Actors who worked on Terrence Malick's latest film, "To the Wonder," fall into two camps: those who made it into the final cut, and those who didn't. Luckily for Ukrainian-born actress Olga Kurylenko (best known for playing a Bond girl in 007's 2008 outing "Quantum of Solace"), she falls into the former, unlike Rachel Weisz, Jessica Chastain, Michael Sheen, Amanda Peet and Barry Pepper -- all of whom fall into the latter.
In "To the Wonder," which had its North American debut at the Toronto International Film Festival Monday, Kurylenko stars as Marina, a soul-searching Ukranian raising her young daughter alone in Paris who falls in love with traveling American Neil (Ben Affleck) and moves to Oklahoma with him. At first overjoyed by the change of scenery and the chance to start a life with Neil, Marina soon becomes disenchanted with it all as her relationship with Neil begins to unravel. Rachel McAdams co-stars as a past love of Neil's who comes back into the picture once Marina returns to Paris after failing to get Neil to commit and marry her (thereby allowing her to live permanently in the U.S.).

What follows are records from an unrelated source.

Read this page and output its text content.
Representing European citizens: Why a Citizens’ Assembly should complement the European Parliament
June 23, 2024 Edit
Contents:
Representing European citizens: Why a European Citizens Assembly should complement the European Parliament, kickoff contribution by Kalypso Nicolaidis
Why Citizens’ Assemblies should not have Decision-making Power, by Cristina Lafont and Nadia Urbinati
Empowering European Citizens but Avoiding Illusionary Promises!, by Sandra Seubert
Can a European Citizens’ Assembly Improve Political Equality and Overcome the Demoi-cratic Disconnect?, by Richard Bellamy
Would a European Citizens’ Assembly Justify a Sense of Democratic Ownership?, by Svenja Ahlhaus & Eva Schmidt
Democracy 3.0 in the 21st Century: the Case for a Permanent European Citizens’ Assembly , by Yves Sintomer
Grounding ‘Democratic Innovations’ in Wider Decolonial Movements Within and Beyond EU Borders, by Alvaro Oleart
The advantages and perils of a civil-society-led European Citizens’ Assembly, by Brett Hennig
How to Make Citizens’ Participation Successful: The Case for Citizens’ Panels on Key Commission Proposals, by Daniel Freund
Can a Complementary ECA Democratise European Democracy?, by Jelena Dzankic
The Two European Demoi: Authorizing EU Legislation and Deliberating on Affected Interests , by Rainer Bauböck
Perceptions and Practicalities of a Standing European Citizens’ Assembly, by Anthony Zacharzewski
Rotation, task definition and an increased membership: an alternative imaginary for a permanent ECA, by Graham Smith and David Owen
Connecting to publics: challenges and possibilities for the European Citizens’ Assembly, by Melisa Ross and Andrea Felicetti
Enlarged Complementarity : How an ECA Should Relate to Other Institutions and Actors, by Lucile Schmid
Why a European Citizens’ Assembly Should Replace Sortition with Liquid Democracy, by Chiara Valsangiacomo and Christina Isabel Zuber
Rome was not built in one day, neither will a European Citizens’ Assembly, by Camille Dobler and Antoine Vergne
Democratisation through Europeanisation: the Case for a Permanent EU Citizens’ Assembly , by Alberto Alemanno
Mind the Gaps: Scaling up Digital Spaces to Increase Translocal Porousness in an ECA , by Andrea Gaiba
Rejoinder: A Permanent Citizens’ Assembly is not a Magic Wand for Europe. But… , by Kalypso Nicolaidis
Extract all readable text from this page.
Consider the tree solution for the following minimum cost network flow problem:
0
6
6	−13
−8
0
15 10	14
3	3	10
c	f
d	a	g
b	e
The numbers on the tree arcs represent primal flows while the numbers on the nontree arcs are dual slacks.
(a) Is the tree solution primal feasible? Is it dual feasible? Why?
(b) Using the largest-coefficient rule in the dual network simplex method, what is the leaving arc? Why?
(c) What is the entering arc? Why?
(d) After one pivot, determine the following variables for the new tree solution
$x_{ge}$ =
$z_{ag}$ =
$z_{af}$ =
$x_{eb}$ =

The morning after the premiere, Indiewire caught up with Kurylenko, who demystified the Malick process and revealed what she makes of the film.
From a Bond girl to Terrence Malick's latest muse -- that's a path many probably didn't see coming.
Well, I kind of started with films that resembled Malick films more than the Bond one. My first film was this French indie film called “The Ring Finger" -- “L'Annulaire,” au francais -- and it was based on this Japanese novel. I mean, of course, it's a different director, it’s a different way of working -- there was a script. But, you know, that’s what I started with. So, I never saw my career going toward action in that way. It wasn’t necessarily my purpose; it just happened. At the same time, it was great that it happened, because it was big and it was commercial and people suddenly knew who I was. Because I remember with that little film, in America I couldn’t find an agent. I remember they told me, "Well, we don’t watch French movies." I went to see someone with the DVD, and I said, “But I have the lead role.” And they said, “We don’t care. What have you done in America?” I said, “Well, nothing.” So I knew I needed that to work if I wanted to work internationally. But because people saw Bond and never saw the others, they thought that that’s what I came here for, I guess. But I always wanted to do films like Terrence’s films -- not that I would never do a film like a Bond film again. I realized that it’s a good balance, and that that’s the secret of it, is to have a balance of both. You can’t do only small independent movies -- or only big. People don’t really watch small movies, unfortunately. I mean, Terrence Malick is different because Terrence Malick is a master.
He has his following.
Exactly. He’s very special, so his position is different.
Were you a big fan of his work prior to taking this on?
Yes, I was.
How did he discover you?
I first did an audition in Paris where he wasn’t present. The casting director was just filming, I guess, all French actresses in Paris. And after Terrence watched my audition, he asked to meet me. So then I flew to the U.S.
How did that meeting go?
It went well! It was fascinating. He was present at the audition, and it was all about the eyes and the expression. And then we just spoke. He asked me questions that were fascinating because it felt like he already knew who I was and the experience I had in my life. So I thought, “How does he know that he could talk to me on those subjects?” It was like he was psychic. He understood who I was. It was so precise and so deep that I was just fascinated.
So you were sold.
Absolutely. At some point I was scared to think. I thought, “He’s reading my thoughts.”
What did you receive initially when you first auditioned? He's known for not working from a script.
Well, the only thing I knew was that my character was connected to nature, loved nature very much, loved children. That’s kind of all.
Yeah, but that’s just for the audition. Later, of course, I was given much more. Once I got the part and we were talking about it, I got much more and I knew exactly who she was, and all her fears and all her aspirations. But, yeah, initially, it was just that. Nothing more. It was just about being connected to nature. Which a lot of his characters, especially feminine characters, seem to be. But for him, it’s very important, because he wants to show this force that is stronger than us.